The Government will fail to meet climate change targets unless it ramps up efforts to create warm, affordable low-carbon homes, campaigners have warned.
Conservation charity WWF called on ministers to highlight the benefits of low-carbon heat and use ‘a balance of regulation and incentives’ to increase uptake of renewable heat technologies.
Energy efficiency should be made a national infrastructure priority, it said, backed by legislation that sets a timeline for regulating improvements in energy efficiency and low-carbon heating.
With just 2% of the UK’s heating demand currently met by low-carbon sources, the Government is ‘very far’ from reaching a goal of 25% by 2030.
Zoe Leader, WWF-UK’s climate and energy specialist said: ‘The Government’s support for renewable heat is making slow but steady progress, but at the current rate will fail to meet our climate change goals.

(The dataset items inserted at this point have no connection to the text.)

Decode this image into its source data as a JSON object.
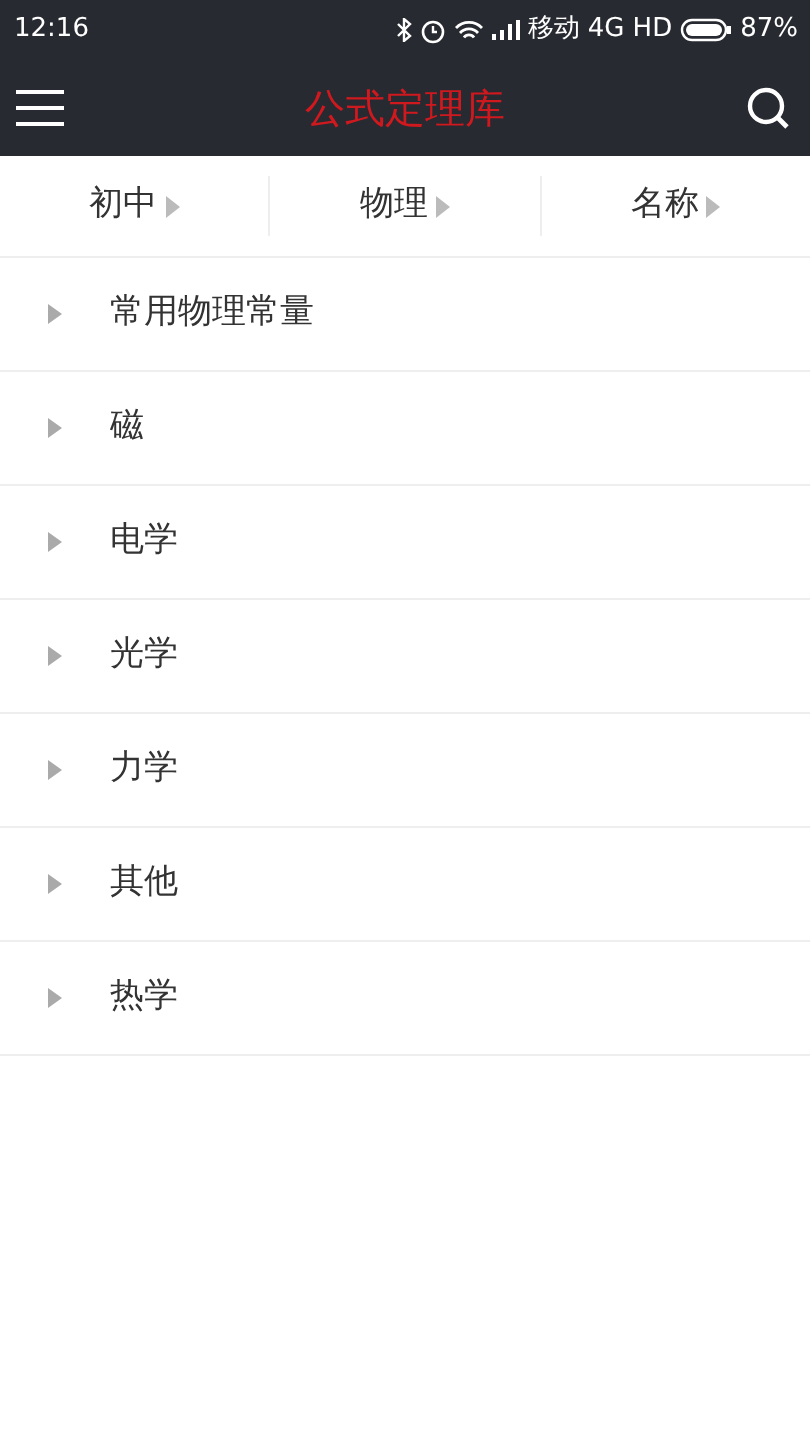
{
  "status_bar": {
    "time": "12:16",
    "carrier": "移动",
    "network": "4G HD",
    "battery": "87%"
  },
  "header": {
    "title": "公式定理库"
  },
  "filters": [
    {
      "label": "初中"
    },
    {
      "label": "物理"
    },
    {
      "label": "名称"
    }
  ],
  "categories": [
    {
      "label": "常用物理常量",
      "expanded": false
    },
    {
      "label": "磁",
      "expanded": false
    },
    {
      "label": "电学",
      "expanded": false
    },
    {
      "label": "光学",
      "expanded": false
    },
    {
      "label": "力学",
      "expanded": false
    },
    {
      "label": "其他",
      "expanded": false
    },
    {
      "label": "热学",
      "expanded": false
    }
  ]
}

‘In the next 15 years, the UK needs to insulate eight million lofts, install nearly four million heat pumps and quadruple the number of homes connected to heat networks. That's not going to happen without stronger Government support. The prize at the end will be many more warmer, healthier homes that are cheaper to run.
‘WWF'’s report shows that there is real opportunity to reduce our carbon footprint from heating.
‘It is clear that strong Government policies can address the barriers to large scale deployment, help reduce our reliance on imported fossil fuels while supporting enterprise and innovation in a new industry.’